Before receiving orders as the officer in charge of the Naval Air Pacific Repair Activity on Marine Corps Air Station Futenma, Harter was at his 20-year mark and was set to retire. But since his aerospace engineering job field is small, he said the Navy asked him what they could do to keep him around.

“I said, ‘get me to Okinawa.’ ” His reason: so his daughter could attend and graduate from the Department of Defense Dependents Schools system.

He says that decision has paid off.

His daughter, Madison, a Kadena High School senior, received a formal acceptance letter from the Naval Academy in November. What makes it even more special, he said, is that it’s rare to get such an early appointment.

“I attribute it to the strength of the faculty at Kadena High School,” Harter said. “There are numerous teachers there that go the extra mile for the students.”

Madison received a “presidential appointment.” Harter says the president gets 100 seats a year at each academy and children of career servicemembers compete for the seats.

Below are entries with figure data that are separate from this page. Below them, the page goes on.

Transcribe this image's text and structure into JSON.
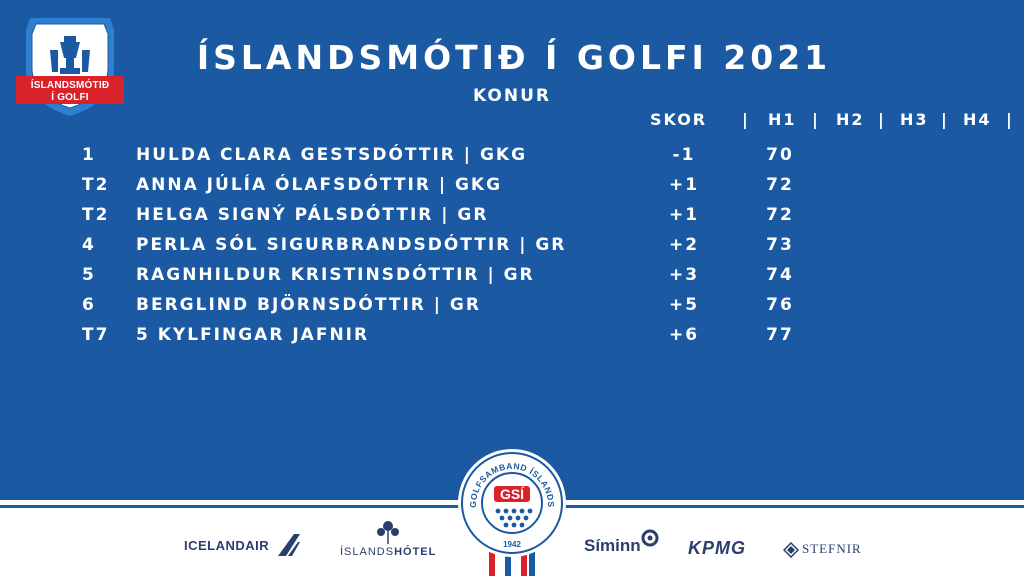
{
  "logo": {
    "line1": "ÍSLANDSMÓTIÐ",
    "line2": "Í GOLFI"
  },
  "title": "ÍSLANDSMÓTIÐ Í GOLFI 2021",
  "subtitle": "KONUR",
  "columns": {
    "skor": "SKOR",
    "sep1": "|",
    "h1": "H1",
    "sep2": "|",
    "h2": "H2",
    "sep3": "|",
    "h3": "H3",
    "sep4": "|",
    "h4": "H4",
    "sep5": "|"
  },
  "rows": [
    {
      "pos": "1",
      "name": "HULDA CLARA GESTSDÓTTIR | GKG",
      "score": "-1",
      "h1": "70"
    },
    {
      "pos": "T2",
      "name": "ANNA JÚLÍA ÓLAFSDÓTTIR | GKG",
      "score": "+1",
      "h1": "72"
    },
    {
      "pos": "T2",
      "name": "HELGA SIGNÝ PÁLSDÓTTIR | GR",
      "score": "+1",
      "h1": "72"
    },
    {
      "pos": "4",
      "name": "PERLA SÓL SIGURBRANDSDÓTTIR | GR",
      "score": "+2",
      "h1": "73"
    },
    {
      "pos": "5",
      "name": "RAGNHILDUR KRISTINSDÓTTIR | GR",
      "score": "+3",
      "h1": "74"
    },
    {
      "pos": "6",
      "name": "BERGLIND BJÖRNSDÓTTIR | GR",
      "score": "+5",
      "h1": "76"
    },
    {
      "pos": "T7",
      "name": "5 KYLFINGAR JAFNIR",
      "score": "+6",
      "h1": "77"
    }
  ],
  "badge": {
    "ring_text": "GOLFSAMBAND ÍSLANDS",
    "center": "GSÍ",
    "year": "1942"
  },
  "sponsors": {
    "icelandair": "ICELANDAIR",
    "hotel_a": "ÍSLANDS",
    "hotel_b": "HÓTEL",
    "siminn": "Síminn",
    "kpmg": "KPMG",
    "stefnir": "STEFNIR"
  },
  "colors": {
    "background": "#1b5aa3",
    "text": "#ffffff",
    "red": "#d8232a",
    "navy": "#2b3f6e"
  }
}
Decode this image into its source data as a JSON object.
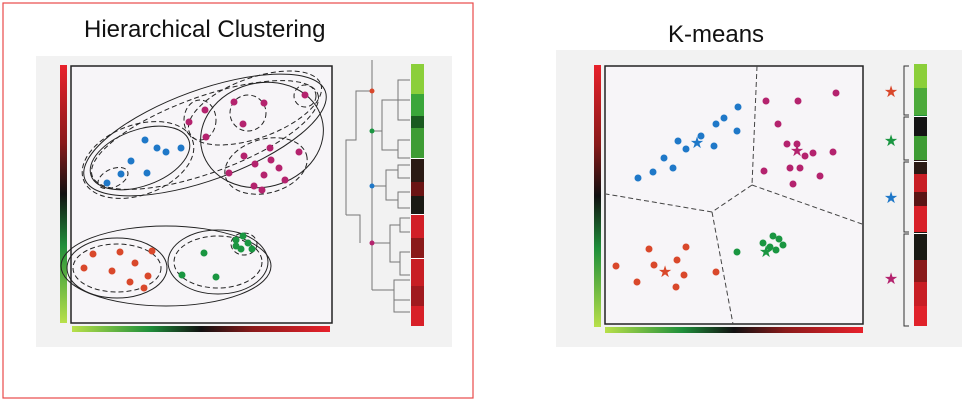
{
  "panels": {
    "left_title": "Hierarchical Clustering",
    "right_title": "K-means"
  },
  "colors": {
    "blue": "#1f78c8",
    "magenta": "#b4236e",
    "orange": "#d9482b",
    "green": "#1a9641",
    "frame_red": "#e84a4a",
    "panel_bg": "#f2f2f2",
    "plot_bg": "#f7f5f8"
  },
  "clusters": [
    {
      "name": "blue",
      "color": "#1f78c8"
    },
    {
      "name": "magenta",
      "color": "#b4236e"
    },
    {
      "name": "orange",
      "color": "#d9482b"
    },
    {
      "name": "green",
      "color": "#1a9641"
    }
  ],
  "kmeans_legend_stars": [
    "orange",
    "green",
    "blue",
    "magenta"
  ]
}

Madison is also in the running for one of the Air Force Academy presidential appointments but won’t find out if she is offered a seat there until the end of January.

Madison’s not sure yet if she’ll take the Naval Academy offer, even though her dad graduated from there in 1982 and wants his daughter to follow in his footsteps.

“I was a little surprised to get accepted,” Madison said, adding that her father “won’t disown” her if she doesn’t attend the academy, though “he teases me about it a lot.”

Her father said he “would love for her to go, but the reality is, she has to choose.”

Madison, who plays the flute, said her passion is music, and her first choices for schools are Rice University in Houston and Wheaton College in Chicago.

Madison went to the Air Force Academy for a week to visit through the “summer seminar” program and enjoyed it, but her passion for music is keeping her from making the commitment to the challenge of an academy, her mother, Lisa, said.

“It’s natural that [her father] wants one of his children to follow in his footsteps,” Lisa Harter said. “He reminds her that they not only pay for college, but they also pay you.”

Madison agrees with her dad that she received a quality education at Okinawa.

“I have visited high schools where there was graffiti on the walls and students don’t show any respect towards teachers, so I feel really lucky. … I’m glad I went to high school here,” she said.

The Harter’s were so pleased with Madison’s education here, they’ve decided to stay.

“I was offered to stay here in my job, and I took it so our son [Lindy] could graduate here also,” Ed Harter said. “The schools here are the best we’ve seen.”